Variants in the TTN gene are associated with different skeletal myopathies (muscle diseases), namely tibial muscular dystrophy, hereditary myopathy with early respiratory failure, and also LGMD (2J subtype).
Only one variant is known to cause LGMD2J, and these differences are frequently considered incidental and/or of uncertain clinical significance (VUS).
VUS are considered a common complication of next-generation sequencing (NGS), a technique of extreme importance for diagnostics, making the interpretation of results not always straightforward.
The research team at The Ohio State University Wexner Medical Center intended to review, classify, and assess the clinical significance of TTN variants in LGMD patients who underwent NGS in a tertiary care clinic.
Variants classified as pathogenic, likely pathogenic, or VUS were evaluated, while those regarded as potentially causative of LGMD were investigated via an approach called segregation analysis and family studies.
Genetic analysis identified 20 patients with one or more TTN gene variants. In particular, five patients (25%) showed missense variants — changes in the building blocks of DNA, called nucleotides, leading to a different amino acid — which were classified as VUS and not investigated further.

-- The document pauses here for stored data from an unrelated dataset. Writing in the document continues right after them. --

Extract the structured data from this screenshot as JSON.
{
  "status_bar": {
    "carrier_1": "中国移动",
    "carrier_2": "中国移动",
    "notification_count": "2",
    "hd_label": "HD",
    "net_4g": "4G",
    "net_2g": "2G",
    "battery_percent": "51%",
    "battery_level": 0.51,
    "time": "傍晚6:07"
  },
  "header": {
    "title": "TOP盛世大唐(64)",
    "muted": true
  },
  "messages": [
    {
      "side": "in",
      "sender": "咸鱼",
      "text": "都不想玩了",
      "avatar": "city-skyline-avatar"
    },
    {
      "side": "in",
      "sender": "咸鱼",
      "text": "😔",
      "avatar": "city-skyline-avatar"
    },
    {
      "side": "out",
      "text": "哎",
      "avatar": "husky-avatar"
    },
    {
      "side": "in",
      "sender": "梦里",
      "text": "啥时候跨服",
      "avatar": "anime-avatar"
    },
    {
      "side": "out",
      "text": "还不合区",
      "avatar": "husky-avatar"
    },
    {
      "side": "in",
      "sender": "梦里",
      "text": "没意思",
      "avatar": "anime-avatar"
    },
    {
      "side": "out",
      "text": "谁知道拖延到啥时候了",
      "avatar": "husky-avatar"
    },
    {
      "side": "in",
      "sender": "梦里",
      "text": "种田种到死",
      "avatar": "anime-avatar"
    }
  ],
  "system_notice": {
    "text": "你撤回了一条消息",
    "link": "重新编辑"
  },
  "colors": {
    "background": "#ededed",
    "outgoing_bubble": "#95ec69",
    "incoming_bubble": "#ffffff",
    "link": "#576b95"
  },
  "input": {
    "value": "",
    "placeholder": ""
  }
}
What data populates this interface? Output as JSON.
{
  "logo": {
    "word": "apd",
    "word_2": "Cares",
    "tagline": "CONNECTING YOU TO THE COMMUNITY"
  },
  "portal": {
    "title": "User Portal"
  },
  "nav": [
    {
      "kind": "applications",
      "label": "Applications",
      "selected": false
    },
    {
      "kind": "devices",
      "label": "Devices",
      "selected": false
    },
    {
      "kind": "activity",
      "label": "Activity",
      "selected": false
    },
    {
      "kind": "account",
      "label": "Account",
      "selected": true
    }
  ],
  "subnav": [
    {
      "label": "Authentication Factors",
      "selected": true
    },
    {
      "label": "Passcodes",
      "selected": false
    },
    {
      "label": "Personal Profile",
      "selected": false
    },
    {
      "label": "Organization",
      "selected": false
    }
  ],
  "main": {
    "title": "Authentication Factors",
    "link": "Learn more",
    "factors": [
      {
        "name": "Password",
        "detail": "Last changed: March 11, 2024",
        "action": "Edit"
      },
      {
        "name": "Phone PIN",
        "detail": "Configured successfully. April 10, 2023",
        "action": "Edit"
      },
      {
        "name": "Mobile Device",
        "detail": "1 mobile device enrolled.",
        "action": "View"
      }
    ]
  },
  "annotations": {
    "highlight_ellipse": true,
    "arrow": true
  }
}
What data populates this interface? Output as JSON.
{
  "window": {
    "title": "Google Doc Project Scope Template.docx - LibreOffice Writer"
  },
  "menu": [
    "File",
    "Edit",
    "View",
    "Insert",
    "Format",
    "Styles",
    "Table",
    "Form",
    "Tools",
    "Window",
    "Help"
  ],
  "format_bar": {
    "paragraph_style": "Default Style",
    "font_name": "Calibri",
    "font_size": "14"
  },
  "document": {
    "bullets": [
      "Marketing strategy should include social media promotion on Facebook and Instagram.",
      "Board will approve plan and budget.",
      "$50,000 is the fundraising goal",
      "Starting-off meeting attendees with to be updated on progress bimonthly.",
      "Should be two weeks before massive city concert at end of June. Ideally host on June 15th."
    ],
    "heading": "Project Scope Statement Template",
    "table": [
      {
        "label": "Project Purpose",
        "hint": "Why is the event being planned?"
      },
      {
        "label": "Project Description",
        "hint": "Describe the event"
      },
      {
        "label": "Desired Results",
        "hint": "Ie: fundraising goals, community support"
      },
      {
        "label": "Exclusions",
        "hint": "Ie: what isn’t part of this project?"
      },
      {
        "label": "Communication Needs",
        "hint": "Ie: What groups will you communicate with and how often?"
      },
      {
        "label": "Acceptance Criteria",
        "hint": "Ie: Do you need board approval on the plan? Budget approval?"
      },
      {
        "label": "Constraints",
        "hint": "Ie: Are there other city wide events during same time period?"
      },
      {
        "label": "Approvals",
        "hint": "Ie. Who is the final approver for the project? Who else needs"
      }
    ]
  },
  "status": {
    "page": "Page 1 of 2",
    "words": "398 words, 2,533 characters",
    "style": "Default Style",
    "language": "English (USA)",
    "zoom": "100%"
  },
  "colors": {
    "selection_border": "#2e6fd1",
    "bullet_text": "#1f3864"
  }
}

Two patients (10%) had pathogenic TTN missense variants associated with hereditary myopathy with early respiratory failure. The other 13 patients (65%) had different variants, including truncating mutations — DNA changes that can shorten the resulting protein — and deletions (loss of nucleotides during DNA replication), which were classified as VUS or likely pathogenic for cardiac disease.
In four cases (20%), truncating or deletion variants affecting the A-band of the titin protein — generated from the TTN gene and whose alterations cause titinopathies — correlated with LGMD and dilated cardiomyopathy (DCM), a heart condition. According to the team, this suggests that these gene changes may cause autosomal dominant LGMD with DCM. Autosomal dominant conditions are those where a mutation in one of the two gene copies is sufficient to trigger disease-related alterations.
Overall, “the clinical spectrum of titinopathies may be broader than previously recognized and pathogenic variants in TTN may account for a portion of the 60% of LGMD cases which are currently genetically uncharacterized,” the scientists wrote.
As such, TTN should be considered in the “differential diagnosis of any patient with a personal or family history skeletal myopathy and cardiomyopathy,” the poster read.
Moreover, Rich highlighted the importance of multidisciplinary care, as cross-referrals between neurology and cardiology allowed the identification of these cases.